Pre-filled from your name. One tap to correct. This anchors the threat model and the retention rules you are held to.

Sets

What you are held to

Input 03

Environment shape

Cloud-first, hybrid, or on-prem — plus two switches: run OT/ICS (adds ATT&CK for ICS) and build or deploy AI/ML (adds MITRE ATLAS).

Sets

What you should have


A plan, not a vanity score.

A quick-wins roadmap

Ranked by marginal coverage gain — the next source that buys you the most visibility per unit of effort, not an alphabetical checklist.

A threat-weighted KPI

One number that weights coverage by how often techniques are actually used. Not a single percent you can game by logging noise.

Per-source quality flags

Each log source carries its data-quality and retention read — so you know the difference between having a source and being able to use it.

Click into any cell

A tactic opens to its techniques, each mapped to the exact log source, the specific fields, and the retention you need to actually detect it.


Standing on trusted ground.

Floodlight does not invent a framework. The mapping layer — tactics, choke points, log source to field to retention — is a curated, version-stamped catalog built on published work, so it never hallucinates an event ID. The company-specific layer — your adversaries, verified breaches, the regs that apply — is researched live at runtime and cited.

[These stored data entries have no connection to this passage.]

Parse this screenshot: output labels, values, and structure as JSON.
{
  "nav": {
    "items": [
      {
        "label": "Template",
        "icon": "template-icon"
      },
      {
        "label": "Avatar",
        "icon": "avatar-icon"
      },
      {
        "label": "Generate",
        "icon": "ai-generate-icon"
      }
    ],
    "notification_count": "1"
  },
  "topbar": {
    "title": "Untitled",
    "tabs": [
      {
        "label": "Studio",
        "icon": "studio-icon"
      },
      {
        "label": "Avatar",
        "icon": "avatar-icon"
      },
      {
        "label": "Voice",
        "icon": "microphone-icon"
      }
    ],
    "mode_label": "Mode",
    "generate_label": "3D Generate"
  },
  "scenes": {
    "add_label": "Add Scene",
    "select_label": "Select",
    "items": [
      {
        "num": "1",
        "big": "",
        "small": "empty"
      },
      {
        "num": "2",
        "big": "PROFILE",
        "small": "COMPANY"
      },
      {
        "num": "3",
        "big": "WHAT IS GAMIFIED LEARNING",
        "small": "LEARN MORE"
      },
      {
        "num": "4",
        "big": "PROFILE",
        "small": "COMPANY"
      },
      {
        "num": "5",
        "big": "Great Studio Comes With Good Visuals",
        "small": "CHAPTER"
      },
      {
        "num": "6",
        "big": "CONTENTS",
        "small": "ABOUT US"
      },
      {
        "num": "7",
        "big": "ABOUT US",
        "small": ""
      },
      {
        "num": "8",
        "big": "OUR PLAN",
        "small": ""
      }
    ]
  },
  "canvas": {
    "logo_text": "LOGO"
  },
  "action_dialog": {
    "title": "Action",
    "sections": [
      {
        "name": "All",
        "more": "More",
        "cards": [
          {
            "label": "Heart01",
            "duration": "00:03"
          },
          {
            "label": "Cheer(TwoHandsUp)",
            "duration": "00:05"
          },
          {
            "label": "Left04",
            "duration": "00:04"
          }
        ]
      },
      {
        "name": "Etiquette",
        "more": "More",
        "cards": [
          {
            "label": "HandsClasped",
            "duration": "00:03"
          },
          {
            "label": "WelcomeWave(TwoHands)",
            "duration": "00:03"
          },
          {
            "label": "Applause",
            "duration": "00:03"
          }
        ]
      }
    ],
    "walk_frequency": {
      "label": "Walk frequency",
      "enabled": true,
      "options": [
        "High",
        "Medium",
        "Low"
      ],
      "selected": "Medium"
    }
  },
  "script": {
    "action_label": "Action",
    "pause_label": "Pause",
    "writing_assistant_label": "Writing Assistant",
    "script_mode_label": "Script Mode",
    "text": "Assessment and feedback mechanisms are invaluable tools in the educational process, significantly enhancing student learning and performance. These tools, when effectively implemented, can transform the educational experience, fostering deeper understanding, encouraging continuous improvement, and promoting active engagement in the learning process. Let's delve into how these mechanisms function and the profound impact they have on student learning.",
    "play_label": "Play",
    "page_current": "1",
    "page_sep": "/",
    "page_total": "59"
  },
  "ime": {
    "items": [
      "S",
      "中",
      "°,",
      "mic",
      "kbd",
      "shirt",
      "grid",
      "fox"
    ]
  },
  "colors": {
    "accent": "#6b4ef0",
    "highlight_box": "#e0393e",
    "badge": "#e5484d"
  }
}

Sources first, always.

DeTT&CT

Rabobank CDC

Scores visibility and detection coverage, and grades the data quality behind each — because a log you keep for three days is not the same as one you can hunt across.

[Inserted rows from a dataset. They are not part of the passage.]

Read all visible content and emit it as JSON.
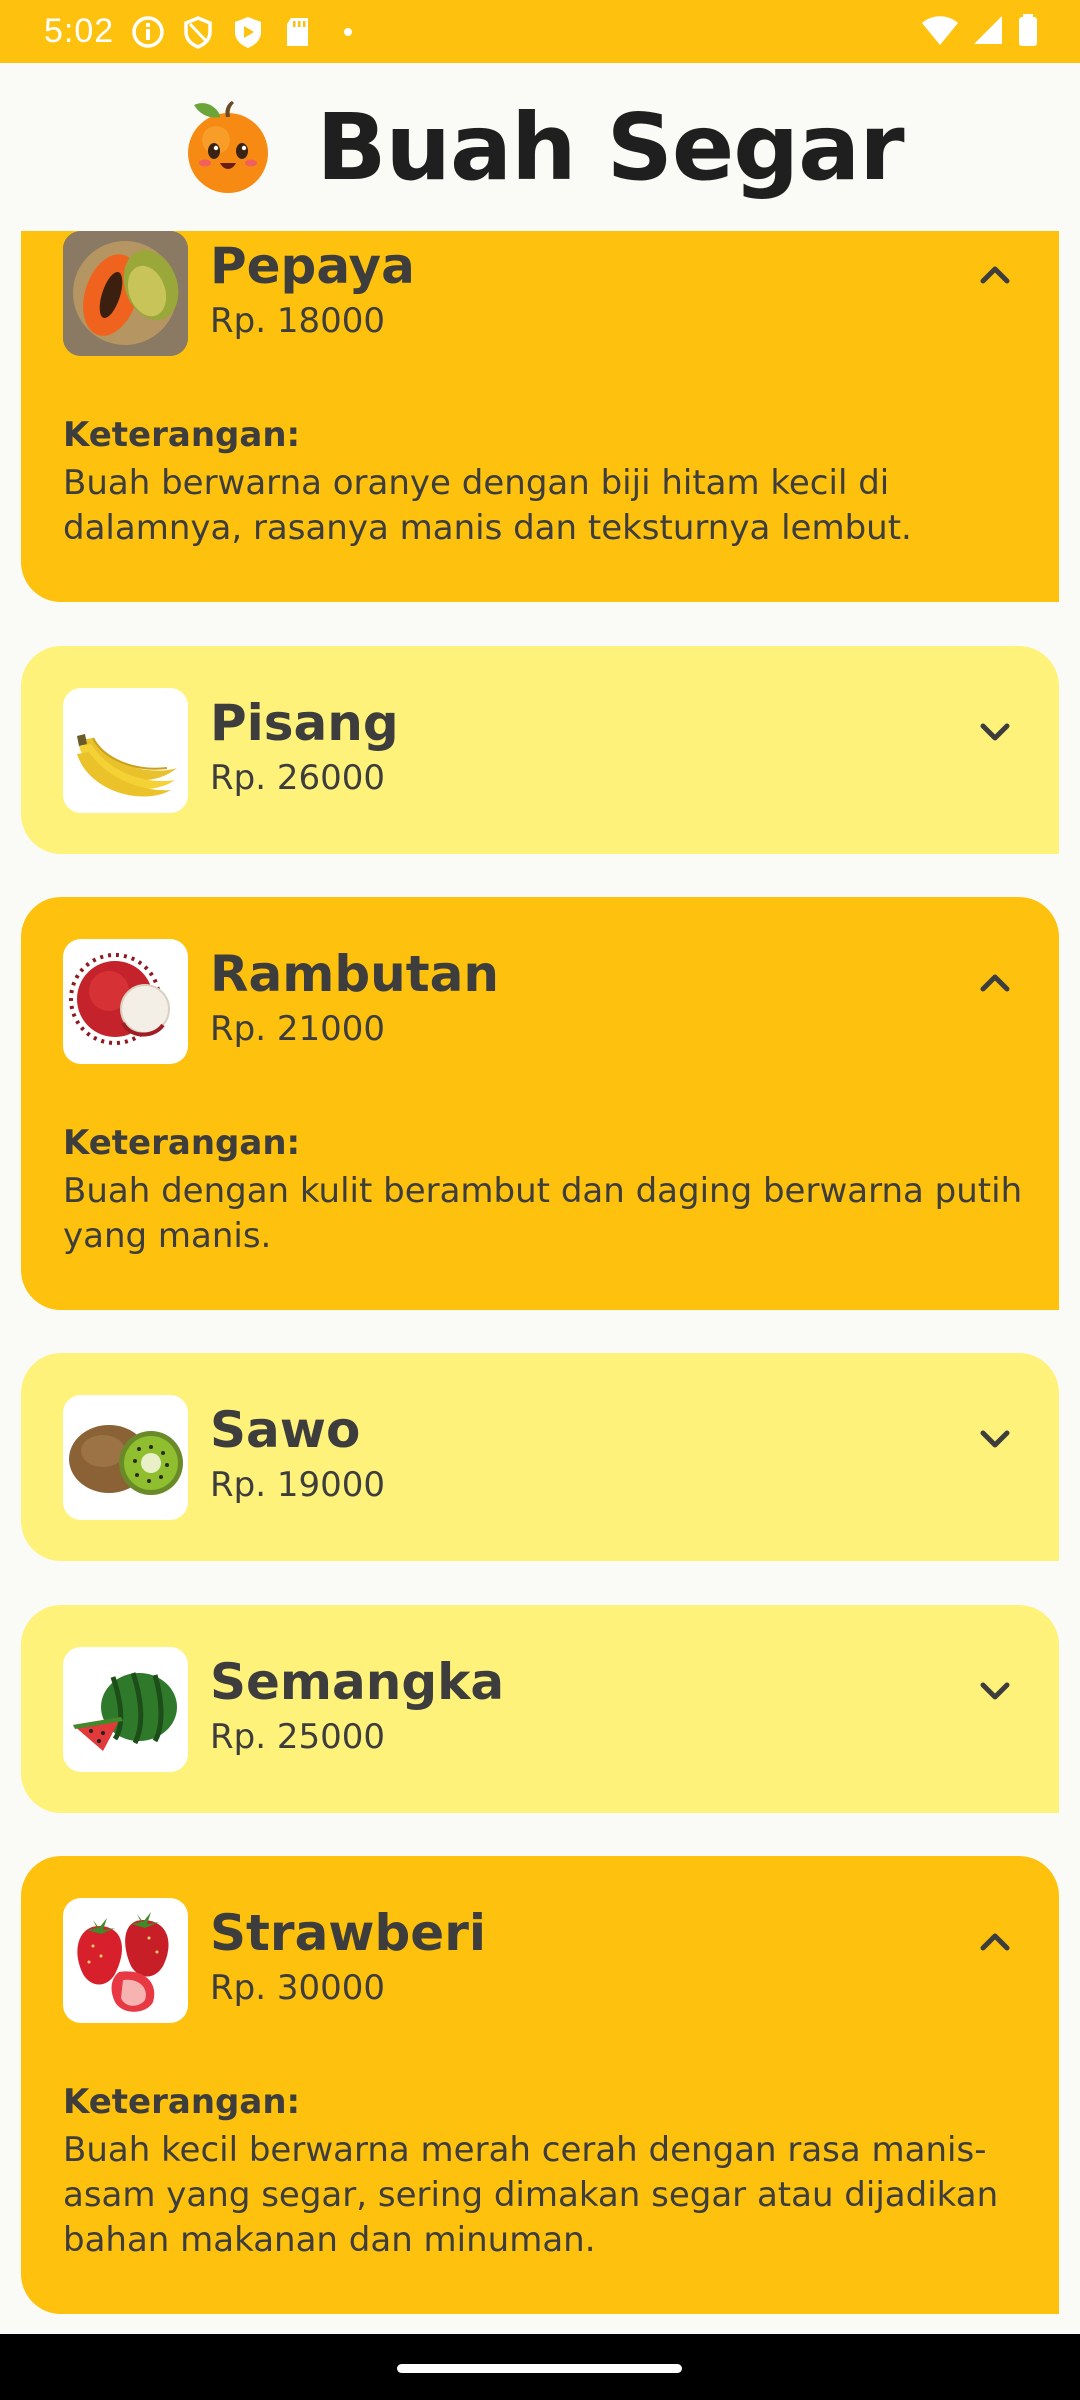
{
  "status_bar": {
    "time": "5:02",
    "background": "#FDC10E",
    "left_icons": [
      "info-icon",
      "shield-icon",
      "play-shield-icon",
      "sd-card-icon",
      "dot-icon"
    ],
    "right_icons": [
      "wifi-icon",
      "signal-icon",
      "battery-icon"
    ]
  },
  "app_bar": {
    "title": "Buah Segar",
    "logo": "orange-mascot-icon"
  },
  "colors": {
    "expanded_card": "#FDC10E",
    "collapsed_card": "#FEF27B",
    "text": "#3d3d3d"
  },
  "fruits": [
    {
      "name": "Pepaya",
      "price": "Rp. 18000",
      "expanded": true,
      "description_label": "Keterangan:",
      "description": "Buah berwarna oranye dengan biji hitam kecil di dalamnya, rasanya manis dan teksturnya lembut.",
      "image": "papaya"
    },
    {
      "name": "Pisang",
      "price": "Rp. 26000",
      "expanded": false,
      "image": "banana"
    },
    {
      "name": "Rambutan",
      "price": "Rp. 21000",
      "expanded": true,
      "description_label": "Keterangan:",
      "description": "Buah dengan kulit berambut dan daging berwarna putih yang manis.",
      "image": "rambutan"
    },
    {
      "name": "Sawo",
      "price": "Rp. 19000",
      "expanded": false,
      "image": "sapodilla-kiwi"
    },
    {
      "name": "Semangka",
      "price": "Rp. 25000",
      "expanded": false,
      "image": "watermelon"
    },
    {
      "name": "Strawberi",
      "price": "Rp. 30000",
      "expanded": true,
      "description_label": "Keterangan:",
      "description": "Buah kecil berwarna merah cerah dengan rasa manis-asam yang segar, sering dimakan segar atau dijadikan bahan makanan dan minuman.",
      "image": "strawberry"
    }
  ]
}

CTID Top ATT&CK Techniques

Center for Threat-Informed Defense

Ranks techniques by real-world prevalence and flags the choke points — the moves an attacker can rarely avoid. Floodlight weights coverage by what actually gets used.

MITRE ATT&CK v18

MITRE

The backbone tactic and technique model. Built on the October 2025 release — Detection Strategies and Log Sources, not the deprecated data-source model.

NIST CSF

NIST

Frames the work in language a board already speaks. Identify and Detect first — you cannot respond to what you never saw.


Who it's for.

Teams without a SOC

No security operations center, no clear first move. Floodlight gives you a ranked starting plan instead of a blank page.

New security leaders

Walking into a role and a stack you did not build. Get a defensible read on where the blind spots are, with the receipts.

MSPs and consultants

A fast, citable first-pass posture for a new client. Standalone and offline, so their data never leaves their hands.

Founders and operators

Regulated, growing, and unsure where the floor is. See the gaps before an auditor or an attacker does.


Download the standalone.

Floodlight runs fully self-contained — no MCP server, no account, nothing leaving your machine. Drop the folder into any AI tool's skills directory (Cowork, Claude Code, or upload it as a user skill on Claude.ai), then say "run floodlight for [company]."

Standalone by design

No MCP server, no connection, no data leaving your machine. A security posture is exactly the kind of thing you should be able to run disconnected — so you can.

Built to travel

Exports to a self-contained HTML file and to PDF. The posture goes in the board deck, the audit binder, or the team channel — no login to read it.


The full Loadout.


Open source.

Floodlight ships under MIT, like the rest of the kit. Use it commercially, adapt it for your clients, embed it in your own tooling. Source lives in github.com/missionbuilt/loadout. The framework catalog is versioned and citable, so you can see exactly what the coverage map is built on.

Visibility first. Everything else follows.